World Beaters
The title is provocative—and, during a week in which the Dodd-Frank financial reform law is celebrating its one-year anniversary, fairly appealing. “How to Liberate America from Wall Street Rule” is the heading of a new report by the Institute for Policy Studies. It proposes, according to IPS, “a six-part agenda for ending Wall Street’s disastrous hold on the economy.”
We won’t go into all the policy recommendations in the report—of which few, if any, stand a chance of being implemented in the United States today. But the IPS analysis turns out to be only partly about Wall Street. Equally important as a theme running through the paper is the desire for local control in an age of multinational giants.
On this score, the report suggests that we “rewrite international trade and investment rules to secure national ownership, self-reliance and self-determination.” It cites “cooperative, worker- and community-owned enterprises” as “positive examples” of securing the “economic sovereignty of people.”
We have closely aligned ourselves with IPS on other issues, such as runaway CEO pay. But Peter Drucker, we think, would have been skeptical about many of the remedies being offered up this time.
He certainly understood the resentment and distrust that has built up against multinational corporations, a distrust with which he partially sympathized. “The multinational is seen as a means to evade, if not to subvert, political authority and of creating a superpower, not accountable to anyone and yet in control of economic policy, of jobs and even, to a large extent, of policies in noneconomic areas,” Drucker observed in Management: Tasks, Responsibilities, Practices.
Unfortunately, however, there is no easy solution. “To reassert against the multinational the reality of national sovereignty is also futile,” Drucker warned. “This is what De Gaulle tried to do. The only result was a rapid decline in the competitive position of the French economy in the world.”
Drucker also was cool to worker-owned enterprises. “Worker ownership…has a long—though not a very distinguished—history,” he wrote. “It has worked only as long as the enterprise is doing well. . . . As soon as business profits drop, worker ownership no longer resolves the conflict between wage as living and wage as cost.”

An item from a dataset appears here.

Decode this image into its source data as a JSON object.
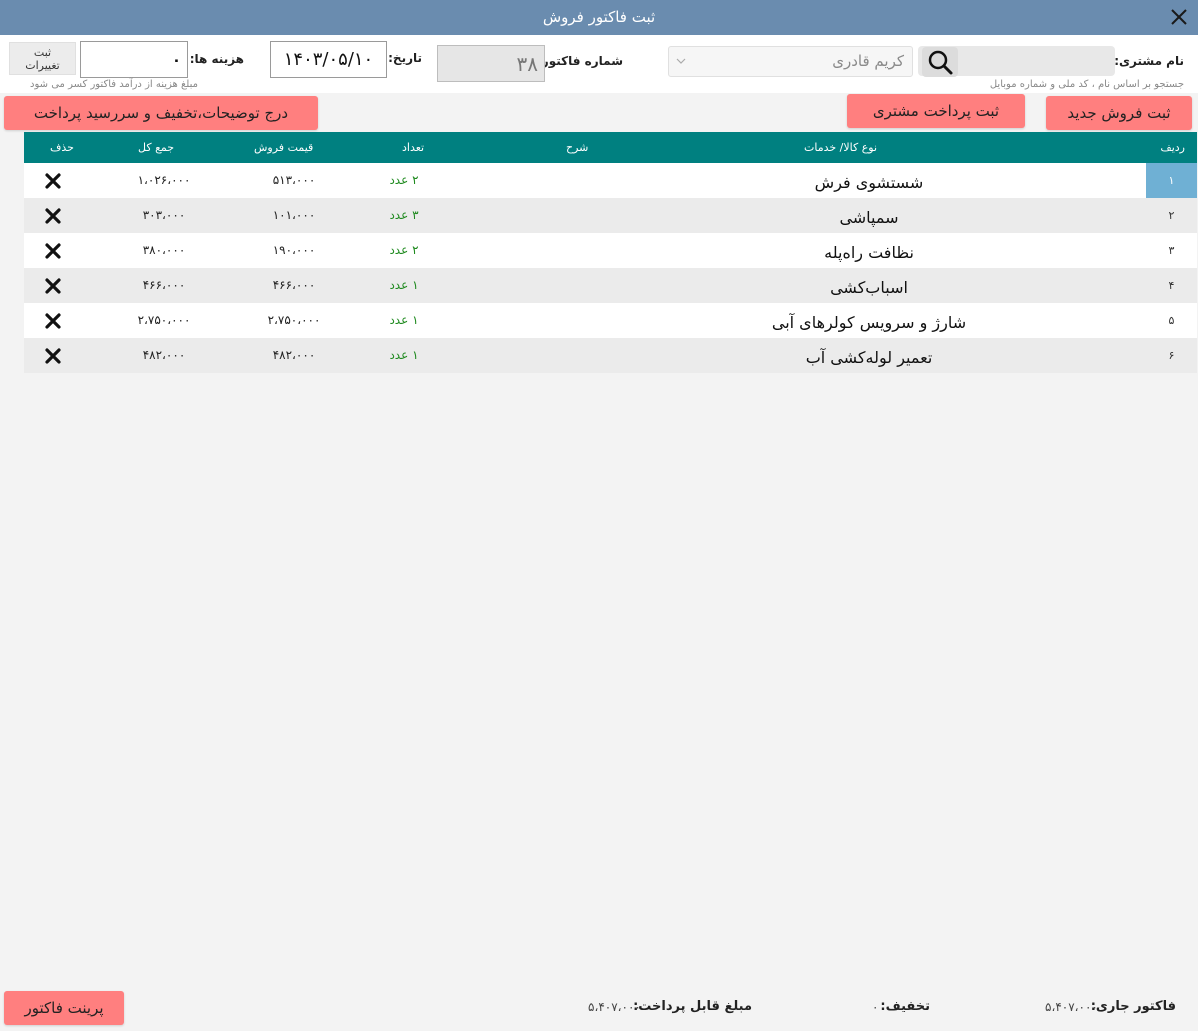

What Drucker did believe was that to the extent multinationals were a problem, they should take the lead in proposing solutions. “They are problems which it is the duty—and the opportunity—of top management in the multinationals to think through,” Drucker declared. “Otherwise, it is safe to predict, political solutions will be imposed on the multinationals which can only damage them and the world economy.”
What do you think: To what extent, if any, should multinationals be reined in?